Agree. I translated nice for bela in another excercise and got it right. I'll report it just in case...
Kio is what, kie is where. And ĉu is used on its own a lot. It's like "really?"
I translated this as "Spoons are nicer than forks " and it was marked wrong. This is just downright silly. Besides, my dictionary gives bela as the translation of nice.
"Real English", implying that English isn't horrifically fractured into hundreds of regional dialects?
In conversational English, "more beautiful" takes about twice as long to say as "prettier." The number of adjectives that are allowed to use the intensifiers -er/-est is limited in number but they tend to be preferred. And English isn't horrifically fractured, it is beautifully diverse, unless of course English, or one of its derivatives isn't your first language. Note how my use of beautifully, sets the stage for an ironic retort. Some adjectives in English are more prone to irony, too. English speakers don't use the word beautiful nearly as often as we use the word pretty, but for some reason established dictionary definitions trump the actual emotive force. Beautiful is stronger but less frequently used than pretty, and gorgeous is less frequently used and stronger than beautiful. Adjectives have a way of changing their meanings over time with living languages, something that speakers of a planned auxiliary languages are predisposed to not want to recognize more than others.
English speakers don't use the word beautiful nearly as often as we use the word pretty:
I personally disagree. In most cases, I would say beautiful over pretty (although I may be in the minority).
In real English, we would say prettier;
I'm sorry, I do not understand. Different people have different styles when it comes to languages. With no offence intended, your personal style of saying prettier instead of more beautiful is not the law for every person speaking "Real English". Everyone is free to speak the language as they please (providing it is at least understood, preferably grammatically correct), and there is no one specific stylistic approach to it that one must follow.

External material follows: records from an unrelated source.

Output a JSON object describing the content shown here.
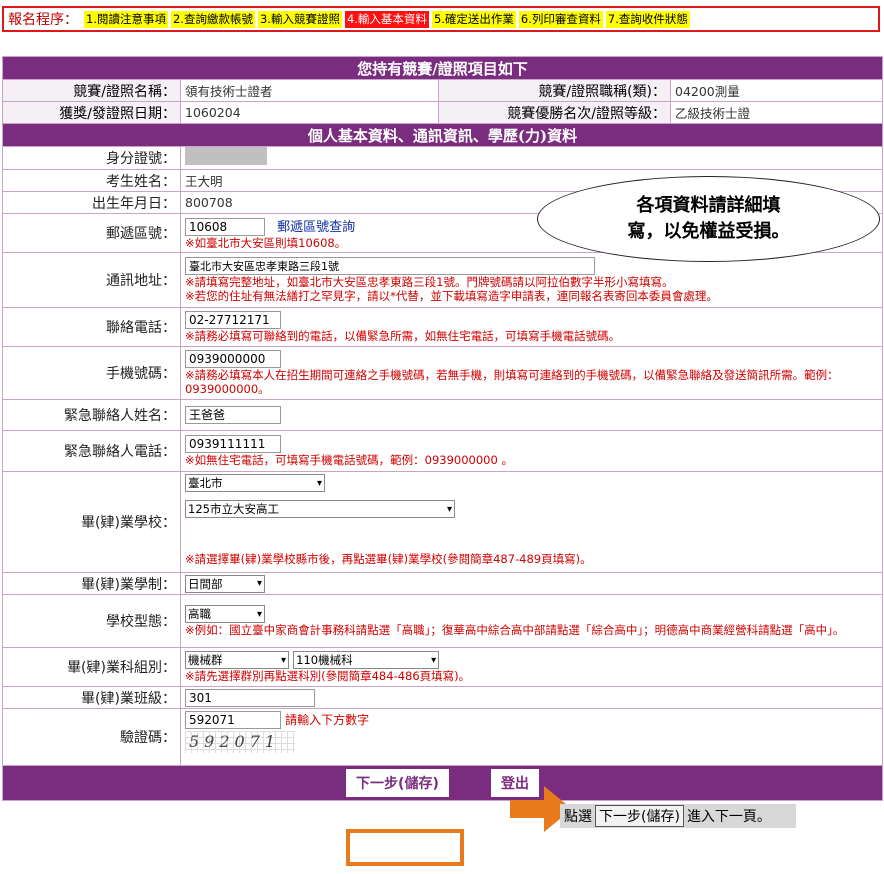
{
  "steps": {
    "label": "報名程序：",
    "items": [
      {
        "label": "1.閱讀注意事項",
        "active": false
      },
      {
        "label": "2.查詢繳款帳號",
        "active": false
      },
      {
        "label": "3.輸入競賽證照",
        "active": false
      },
      {
        "label": "4.輸入基本資料",
        "active": true
      },
      {
        "label": "5.確定送出作業",
        "active": false
      },
      {
        "label": "6.列印審查資料",
        "active": false
      },
      {
        "label": "7.查詢收件狀態",
        "active": false
      }
    ]
  },
  "cert": {
    "header": "您持有競賽/證照項目如下",
    "name_label": "競賽/證照名稱：",
    "name_value": "領有技術士證者",
    "title_label": "競賽/證照職稱(類)：",
    "title_value": "04200測量",
    "date_label": "獲獎/發證照日期：",
    "date_value": "1060204",
    "rank_label": "競賽優勝名次/證照等級：",
    "rank_value": "乙級技術士證"
  },
  "personal": {
    "header": "個人基本資料、通訊資訊、學歷(力)資料",
    "id_label": "身分證號：",
    "name_label": "考生姓名：",
    "name_value": "王大明",
    "birth_label": "出生年月日：",
    "birth_value": "800708",
    "zip_label": "郵遞區號：",
    "zip_value": "10608",
    "zip_link": "郵遞區號查詢",
    "zip_note": "※如臺北市大安區則填10608。",
    "addr_label": "通訊地址：",
    "addr_value": "臺北市大安區忠孝東路三段1號",
    "addr_note1": "※請填寫完整地址，如臺北市大安區忠孝東路三段1號。門牌號碼請以阿拉伯數字半形小寫填寫。",
    "addr_note2": "※若您的住址有無法繕打之罕見字，請以*代替，並下載填寫造字申請表，連同報名表寄回本委員會處理。",
    "phone_label": "聯絡電話：",
    "phone_value": "02-27712171",
    "phone_note": "※請務必填寫可聯絡到的電話，以備緊急所需，如無住宅電話，可填寫手機電話號碼。",
    "mobile_label": "手機號碼：",
    "mobile_value": "0939000000",
    "mobile_note": "※請務必填寫本人在招生期間可連絡之手機號碼，若無手機，則填寫可連絡到的手機號碼，以備緊急聯絡及發送簡訊所需。範例：0939000000。",
    "emg_name_label": "緊急聯絡人姓名：",
    "emg_name_value": "王爸爸",
    "emg_phone_label": "緊急聯絡人電話：",
    "emg_phone_value": "0939111111",
    "emg_phone_note": "※如無住宅電話，可填寫手機電話號碼，範例：0939000000 。",
    "school_label": "畢(肄)業學校：",
    "school_city": "臺北市",
    "school_value": "125市立大安高工",
    "school_note": "※請選擇畢(肄)業學校縣市後，再點選畢(肄)業學校(參閱簡章487-489頁填寫)。",
    "system_label": "畢(肄)業學制：",
    "system_value": "日間部",
    "type_label": "學校型態：",
    "type_value": "高職",
    "type_note": "※例如：國立臺中家商會計事務科請點選「高職」；復華高中綜合高中部請點選「綜合高中」；明德高中商業經營科請點選「高中」。",
    "group_label": "畢(肄)業科組別：",
    "group_value": "機械群",
    "dept_value": "110機械科",
    "group_note": "※請先選擇群別再點選科別(參閱簡章484-486頁填寫)。",
    "class_label": "畢(肄)業班級：",
    "class_value": "301",
    "captcha_label": "驗證碼：",
    "captcha_value": "592071",
    "captcha_note": "請輸入下方數字",
    "captcha_image_text": "592071"
  },
  "buttons": {
    "next": "下一步(儲存)",
    "logout": "登出"
  },
  "callout": {
    "line1": "各項資料請詳細填",
    "line2": "寫，以免權益受損。"
  },
  "hint": {
    "pre": "點選",
    "button": "下一步(儲存)",
    "post": "進入下一頁。"
  },
  "colors": {
    "header_bg": "#7a2c7f",
    "note_red": "#d00000",
    "active_step": "#ff1010",
    "step_bg": "#ffff00",
    "highlight_orange": "#e87a1c"
  }
}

If I mean to say "more beautiful", I say "more beautiful." If I mean to say "prettier", I say "prettier." They have two different and distinct connotations, as you admit when you say "beautiful is stronger... than pretty."
Sentiments like "Amsterdam is more beautiful than Tulsa" or "my wife is more beautiful than any other woman on Earth" would not have the same shade of meaning if you substituted "prettier" in either of those sentences.